The case of Sample v. Tennessee Gas Transmission Co., 151 Tex. 401, 251 S.W.2d 221 (1952), is persuasive to this argument. There the landowner contended that transmission poles and lines hindered the future use of his property. The condemning authority attempted to show that adjoining landowners were using their property although transmission lines were present, but were not hindered in their use. That Court held that the testimony was appropriately excluded as it could not have aided the jury in determining the issues and market value of the land is question.

Recent sales of comparable property in the vicinity of that sought to be acquired for public use may be shown in evidence to establish the fair cash market value of the land acquired. However, land deeds indicating sale price of land in the neighborhood without showing requisite similarity are not admissible as evidence in eminent domain proceedings. Pearl River Valley Water Supply District v. Wright, 203 So.2d 69 (Miss.1967). Although the evidence in the present case did not concern sales but rather distances from the highway, where *609no similarity was shown between the properties other than their fronting Highway 61, the same principle, in our opinion, should apply.

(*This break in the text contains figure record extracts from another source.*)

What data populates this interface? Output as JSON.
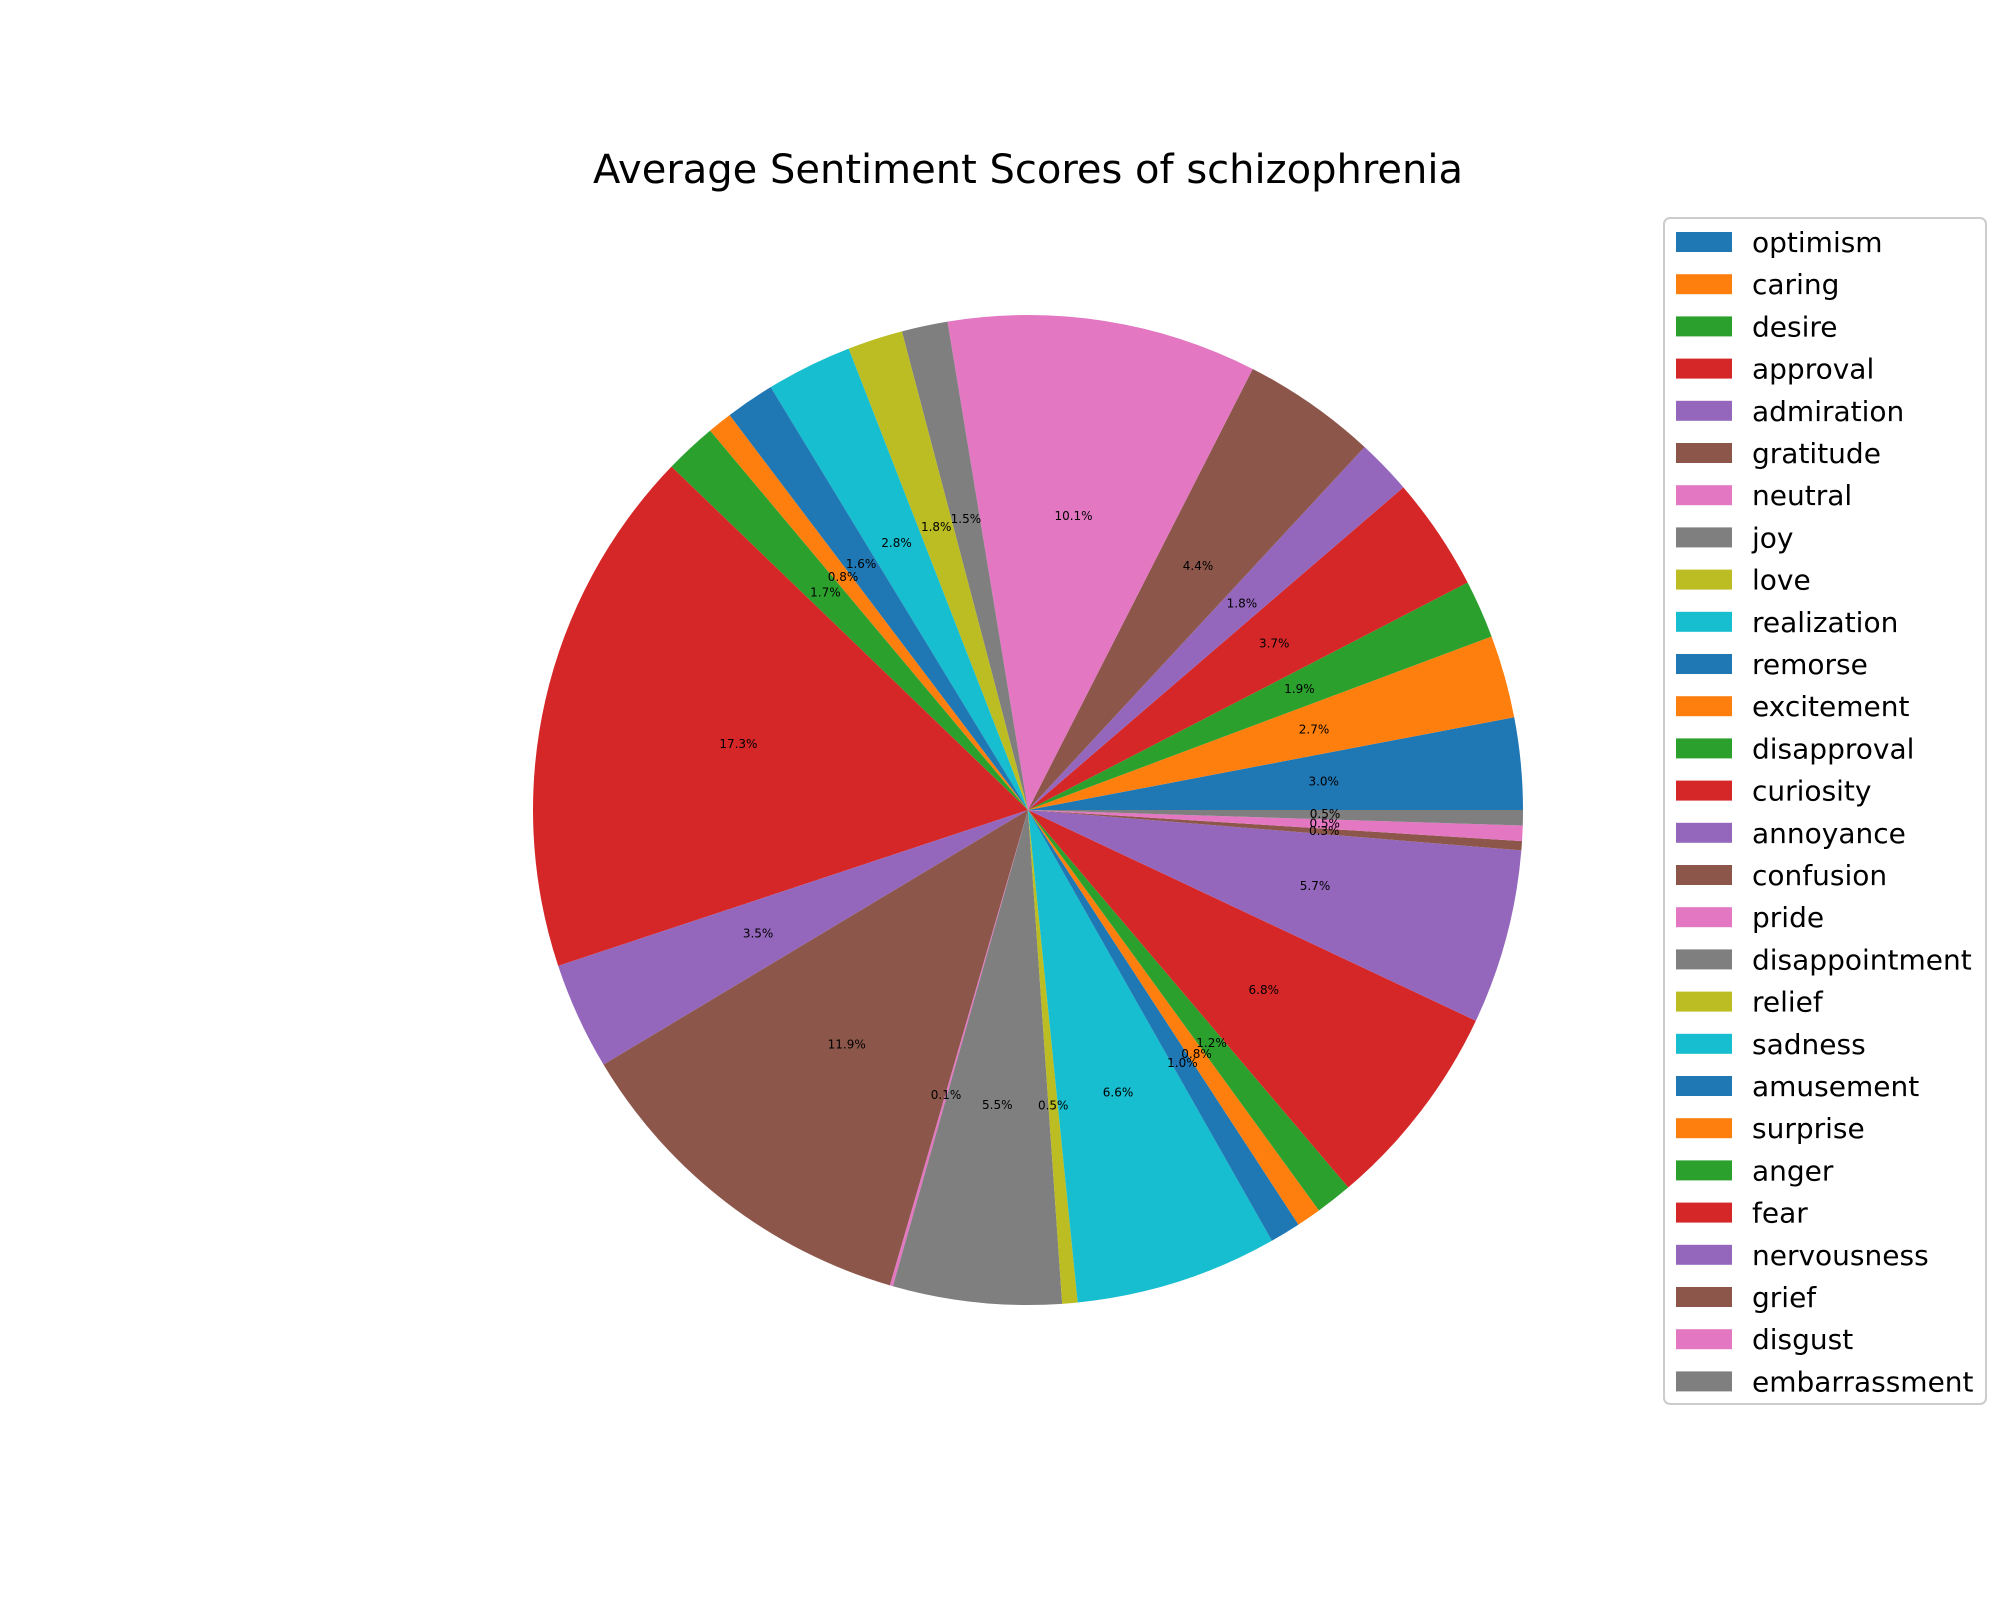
{
  "chart_data": {
    "type": "pie",
    "title": "Average Sentiment Scores of schizophrenia",
    "legend_position": "right",
    "start_angle_deg": 0,
    "direction": "counterclockwise",
    "slices": [
      {
        "label": "optimism",
        "value": 3.0,
        "pct_label": "3.0%",
        "color": "#1f77b4"
      },
      {
        "label": "caring",
        "value": 2.7,
        "pct_label": "2.7%",
        "color": "#ff7f0e"
      },
      {
        "label": "desire",
        "value": 1.9,
        "pct_label": "1.9%",
        "color": "#2ca02c"
      },
      {
        "label": "approval",
        "value": 3.7,
        "pct_label": "3.7%",
        "color": "#d62728"
      },
      {
        "label": "admiration",
        "value": 1.8,
        "pct_label": "1.8%",
        "color": "#9467bd"
      },
      {
        "label": "gratitude",
        "value": 4.4,
        "pct_label": "4.4%",
        "color": "#8c564b"
      },
      {
        "label": "neutral",
        "value": 10.1,
        "pct_label": "10.1%",
        "color": "#e377c2"
      },
      {
        "label": "joy",
        "value": 1.5,
        "pct_label": "1.5%",
        "color": "#7f7f7f"
      },
      {
        "label": "love",
        "value": 1.8,
        "pct_label": "1.8%",
        "color": "#bcbd22"
      },
      {
        "label": "realization",
        "value": 2.8,
        "pct_label": "2.8%",
        "color": "#17becf"
      },
      {
        "label": "remorse",
        "value": 1.6,
        "pct_label": "1.6%",
        "color": "#1f77b4"
      },
      {
        "label": "excitement",
        "value": 0.8,
        "pct_label": "0.8%",
        "color": "#ff7f0e"
      },
      {
        "label": "disapproval",
        "value": 1.7,
        "pct_label": "1.7%",
        "color": "#2ca02c"
      },
      {
        "label": "curiosity",
        "value": 17.3,
        "pct_label": "17.3%",
        "color": "#d62728"
      },
      {
        "label": "annoyance",
        "value": 3.5,
        "pct_label": "3.5%",
        "color": "#9467bd"
      },
      {
        "label": "confusion",
        "value": 11.9,
        "pct_label": "11.9%",
        "color": "#8c564b"
      },
      {
        "label": "pride",
        "value": 0.1,
        "pct_label": "0.1%",
        "color": "#e377c2"
      },
      {
        "label": "disappointment",
        "value": 5.5,
        "pct_label": "5.5%",
        "color": "#7f7f7f"
      },
      {
        "label": "relief",
        "value": 0.5,
        "pct_label": "0.5%",
        "color": "#bcbd22"
      },
      {
        "label": "sadness",
        "value": 6.6,
        "pct_label": "6.6%",
        "color": "#17becf"
      },
      {
        "label": "amusement",
        "value": 1.0,
        "pct_label": "1.0%",
        "color": "#1f77b4"
      },
      {
        "label": "surprise",
        "value": 0.8,
        "pct_label": "0.8%",
        "color": "#ff7f0e"
      },
      {
        "label": "anger",
        "value": 1.2,
        "pct_label": "1.2%",
        "color": "#2ca02c"
      },
      {
        "label": "fear",
        "value": 6.8,
        "pct_label": "6.8%",
        "color": "#d62728"
      },
      {
        "label": "nervousness",
        "value": 5.7,
        "pct_label": "5.7%",
        "color": "#9467bd"
      },
      {
        "label": "grief",
        "value": 0.3,
        "pct_label": "0.3%",
        "color": "#8c564b"
      },
      {
        "label": "disgust",
        "value": 0.5,
        "pct_label": "0.5%",
        "color": "#e377c2"
      },
      {
        "label": "embarrassment",
        "value": 0.5,
        "pct_label": "0.5%",
        "color": "#7f7f7f"
      }
    ]
  }
}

The testimony of Walter Cummins to the average setback was inadmissible and its admission constituted reversible error. Not only did he fail to show the similarity between the properties other than their fronting Highway 61, but the fact that other owners had their homes set back less than the Coxes only showed their preference, or perhaps circumstances beyond their control, and not its effect on market value as a similar sale would have. We therefore reverse and remand for a new determination of the value of the interest taken.

REVERSED AND REMANDED.

ROBERTSON, P. J., and SUGG, WALKER, BROOM, LEE, BOWLING and COF-ER, JJ., concur. SMITH, P. J., took no part.